A) Groups of five animals were each infected with an infectious inoculum of 1.0×10⁵ cells, and the survival of animals plotted against days post-infection. The legend is arranged from most virulent (top) to least virulent (bottom, based on survival). VGIIIa isolates are indicated by orange coloration and VGIIIb isolates are indicated by green coloration. B) C. gattii infections cause notable weight loss associated with the virulence level of strains. BALB/c mice were infected with 1.0×10⁵ yeast cells via the intranasal instillation route. The weight of each animal was monitored every other day after infection while asymptomatic. When the animals began to exhibit symptoms of infection, weight was measured daily and plotted.

Figure 9. Histopathology of lungs of mice infected with C. gattii.

Male, BALB/c mice were infected with 1×10⁵ yeast cells via intranasal instillation. The infected lungs were harvested at two weeks post-infection and processed as described above. Note that airway (arrow, A) and all the alveoli (double arrow, A) were packed with rapidly dividing yeasts with minimum tissue response (white arrow, B) in mice infected with highly virulent strain CA1499, while moderately virulent strain CA1292 showed a similar pattern except that several empty alveoli surrounding infected alveoli were observed (C, D). In contrast, the low virulene strain WM161 revealed less multiplication of C. gattii with a majority of alveoli containing one or two yeasts with an influx of inflammatory response (E, F). No yeast was seen in the lungs of mice infected with avirulent strain CA2339 and a vigorous inflammatory response was visible throughout the lung section (G, H). (Mucicarmine and H & E staining, ×100 magnification, scale bar 50 uM).

Figure 10. C. gattii organ load determination.

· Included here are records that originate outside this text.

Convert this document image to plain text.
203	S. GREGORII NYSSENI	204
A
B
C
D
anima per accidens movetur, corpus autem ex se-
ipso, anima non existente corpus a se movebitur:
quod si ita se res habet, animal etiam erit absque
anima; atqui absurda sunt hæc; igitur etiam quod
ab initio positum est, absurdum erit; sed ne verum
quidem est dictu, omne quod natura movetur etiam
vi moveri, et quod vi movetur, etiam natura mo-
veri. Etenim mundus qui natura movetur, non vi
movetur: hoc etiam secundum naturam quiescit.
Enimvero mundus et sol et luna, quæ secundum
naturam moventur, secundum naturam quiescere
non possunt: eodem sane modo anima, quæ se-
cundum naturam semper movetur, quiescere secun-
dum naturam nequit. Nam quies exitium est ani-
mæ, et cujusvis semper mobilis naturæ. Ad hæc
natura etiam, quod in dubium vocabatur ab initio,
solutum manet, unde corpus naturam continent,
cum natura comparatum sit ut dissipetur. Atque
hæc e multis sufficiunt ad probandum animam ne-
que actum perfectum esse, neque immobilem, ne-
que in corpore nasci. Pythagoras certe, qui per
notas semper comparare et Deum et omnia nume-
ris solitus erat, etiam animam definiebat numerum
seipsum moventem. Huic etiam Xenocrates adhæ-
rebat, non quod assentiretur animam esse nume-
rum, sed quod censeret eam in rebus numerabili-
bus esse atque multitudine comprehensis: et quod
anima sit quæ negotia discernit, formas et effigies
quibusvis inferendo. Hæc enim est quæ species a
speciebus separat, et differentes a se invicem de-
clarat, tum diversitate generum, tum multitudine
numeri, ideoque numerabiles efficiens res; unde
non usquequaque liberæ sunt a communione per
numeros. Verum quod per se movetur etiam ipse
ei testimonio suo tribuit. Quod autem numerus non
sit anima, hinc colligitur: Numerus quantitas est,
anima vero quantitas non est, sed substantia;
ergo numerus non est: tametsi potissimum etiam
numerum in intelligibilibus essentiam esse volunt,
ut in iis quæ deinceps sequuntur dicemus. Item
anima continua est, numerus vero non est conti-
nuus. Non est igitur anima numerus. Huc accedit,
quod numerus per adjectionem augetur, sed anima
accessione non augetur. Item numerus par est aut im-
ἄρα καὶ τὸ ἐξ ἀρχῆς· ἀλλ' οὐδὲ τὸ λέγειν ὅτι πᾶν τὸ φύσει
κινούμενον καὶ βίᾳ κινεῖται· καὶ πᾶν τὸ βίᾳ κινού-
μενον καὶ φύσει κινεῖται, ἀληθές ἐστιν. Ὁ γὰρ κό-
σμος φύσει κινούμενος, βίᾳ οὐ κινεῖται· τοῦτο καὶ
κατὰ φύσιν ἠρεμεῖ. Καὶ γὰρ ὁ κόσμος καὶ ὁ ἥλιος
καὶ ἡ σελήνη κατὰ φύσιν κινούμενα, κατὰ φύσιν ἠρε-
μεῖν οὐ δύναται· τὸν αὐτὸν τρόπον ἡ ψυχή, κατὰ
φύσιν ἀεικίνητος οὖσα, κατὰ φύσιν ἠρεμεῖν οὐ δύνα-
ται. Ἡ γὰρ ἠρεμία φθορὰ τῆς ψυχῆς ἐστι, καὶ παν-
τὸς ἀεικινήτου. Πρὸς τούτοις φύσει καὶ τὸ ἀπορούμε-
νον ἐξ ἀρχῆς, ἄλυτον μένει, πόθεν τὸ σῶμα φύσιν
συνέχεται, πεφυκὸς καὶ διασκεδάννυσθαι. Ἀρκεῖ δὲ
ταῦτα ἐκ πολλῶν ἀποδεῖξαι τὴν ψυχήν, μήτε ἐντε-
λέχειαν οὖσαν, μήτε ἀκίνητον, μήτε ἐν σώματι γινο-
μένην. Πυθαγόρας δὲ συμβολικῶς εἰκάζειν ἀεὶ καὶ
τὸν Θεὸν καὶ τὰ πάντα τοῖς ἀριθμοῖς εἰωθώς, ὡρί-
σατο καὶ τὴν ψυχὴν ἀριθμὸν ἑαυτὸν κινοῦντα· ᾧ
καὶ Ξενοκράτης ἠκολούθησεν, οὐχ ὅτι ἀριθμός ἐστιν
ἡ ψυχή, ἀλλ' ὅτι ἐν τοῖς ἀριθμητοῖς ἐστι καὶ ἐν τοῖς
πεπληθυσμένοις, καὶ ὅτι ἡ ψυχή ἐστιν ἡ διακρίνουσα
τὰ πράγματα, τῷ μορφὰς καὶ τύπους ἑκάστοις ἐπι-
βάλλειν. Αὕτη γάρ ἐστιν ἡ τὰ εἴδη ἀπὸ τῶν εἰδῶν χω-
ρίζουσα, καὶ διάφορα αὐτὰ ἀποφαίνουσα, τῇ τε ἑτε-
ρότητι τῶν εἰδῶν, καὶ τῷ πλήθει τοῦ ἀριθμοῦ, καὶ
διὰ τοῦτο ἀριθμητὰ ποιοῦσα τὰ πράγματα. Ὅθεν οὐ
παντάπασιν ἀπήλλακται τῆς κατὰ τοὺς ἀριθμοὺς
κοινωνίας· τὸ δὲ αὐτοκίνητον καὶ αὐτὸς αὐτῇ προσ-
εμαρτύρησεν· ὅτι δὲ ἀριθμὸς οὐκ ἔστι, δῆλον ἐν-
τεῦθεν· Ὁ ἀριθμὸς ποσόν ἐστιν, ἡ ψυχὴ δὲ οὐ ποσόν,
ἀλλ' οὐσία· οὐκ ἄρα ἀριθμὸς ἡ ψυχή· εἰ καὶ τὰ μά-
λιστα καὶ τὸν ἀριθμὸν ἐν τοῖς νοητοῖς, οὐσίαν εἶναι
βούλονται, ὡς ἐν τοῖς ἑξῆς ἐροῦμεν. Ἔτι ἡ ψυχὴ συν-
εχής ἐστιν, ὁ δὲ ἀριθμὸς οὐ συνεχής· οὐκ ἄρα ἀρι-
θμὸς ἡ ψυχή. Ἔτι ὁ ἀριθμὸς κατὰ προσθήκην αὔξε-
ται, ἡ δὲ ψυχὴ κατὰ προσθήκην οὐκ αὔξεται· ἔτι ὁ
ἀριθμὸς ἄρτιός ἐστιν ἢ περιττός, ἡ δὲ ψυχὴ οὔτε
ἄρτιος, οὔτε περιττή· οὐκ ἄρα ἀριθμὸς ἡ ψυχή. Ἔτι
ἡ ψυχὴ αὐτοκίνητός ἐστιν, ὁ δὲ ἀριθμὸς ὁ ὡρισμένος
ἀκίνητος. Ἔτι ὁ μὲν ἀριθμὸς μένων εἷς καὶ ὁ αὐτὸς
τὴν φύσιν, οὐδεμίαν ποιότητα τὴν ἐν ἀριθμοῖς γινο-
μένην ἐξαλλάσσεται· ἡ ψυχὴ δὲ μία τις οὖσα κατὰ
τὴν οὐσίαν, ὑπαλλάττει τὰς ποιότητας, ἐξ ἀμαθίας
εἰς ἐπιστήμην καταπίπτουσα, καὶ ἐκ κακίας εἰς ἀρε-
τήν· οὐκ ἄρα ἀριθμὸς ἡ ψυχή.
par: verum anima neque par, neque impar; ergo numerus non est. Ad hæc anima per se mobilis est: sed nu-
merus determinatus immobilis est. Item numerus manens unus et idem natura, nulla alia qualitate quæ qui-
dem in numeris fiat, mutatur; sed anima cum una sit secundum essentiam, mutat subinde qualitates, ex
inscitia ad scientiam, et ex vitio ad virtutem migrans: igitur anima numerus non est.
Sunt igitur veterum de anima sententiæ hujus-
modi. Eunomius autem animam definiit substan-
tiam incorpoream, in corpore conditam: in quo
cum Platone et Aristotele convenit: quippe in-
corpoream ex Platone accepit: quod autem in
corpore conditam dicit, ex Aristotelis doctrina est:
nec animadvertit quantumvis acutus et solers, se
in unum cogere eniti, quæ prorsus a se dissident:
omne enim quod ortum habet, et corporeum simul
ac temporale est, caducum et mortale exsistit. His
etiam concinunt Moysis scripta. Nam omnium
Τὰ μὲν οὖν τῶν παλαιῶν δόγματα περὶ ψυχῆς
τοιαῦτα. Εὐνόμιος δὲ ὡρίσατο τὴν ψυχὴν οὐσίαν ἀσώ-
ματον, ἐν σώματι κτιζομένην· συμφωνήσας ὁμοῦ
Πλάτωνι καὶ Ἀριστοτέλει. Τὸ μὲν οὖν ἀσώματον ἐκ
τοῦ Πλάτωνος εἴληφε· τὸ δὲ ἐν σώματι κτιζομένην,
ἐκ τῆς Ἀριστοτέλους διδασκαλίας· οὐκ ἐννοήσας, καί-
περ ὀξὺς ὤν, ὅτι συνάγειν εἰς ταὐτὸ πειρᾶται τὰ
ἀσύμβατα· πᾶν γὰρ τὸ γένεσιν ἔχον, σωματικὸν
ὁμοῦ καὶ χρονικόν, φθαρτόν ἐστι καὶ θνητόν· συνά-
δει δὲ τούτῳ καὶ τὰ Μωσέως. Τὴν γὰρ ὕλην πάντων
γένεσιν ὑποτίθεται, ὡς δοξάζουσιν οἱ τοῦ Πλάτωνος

Male, BALB/c mice were infected intranasally with 1×10⁵ C. gattii yeast cells intranasally. After one and two weeks post-infection, lungs and brains from three infected mice were removed asceptically and fungal load was determined by CFU enumeration as described in materials and methods. The bar diagram represents mean ± SD of CFU per gram of lung tissues obtained from three mice each for different C. gattii strains.

Figure 11. In vitro analysis of intracellular proliferation rates (IPR) show increased proliferation levels in VGIIIa and IPR values correlate with in vivo virulence.

A) IPR values for the 12 isolates examined in mice; orange indicates VGIIIa and green indicates VGIIIb. B) Regression analysis illustrating a linear correlation of IPR and the time to 50% lethality in mice. C) IPR values for the isolates examined in mice, CA1089 excluded; orange indicates VGIIIa and green indicated VGIIIb. D) Regression analysis illustrating a linear correlation of IPR and the time to 50% lethality in mice with isolate CA1089 excluded.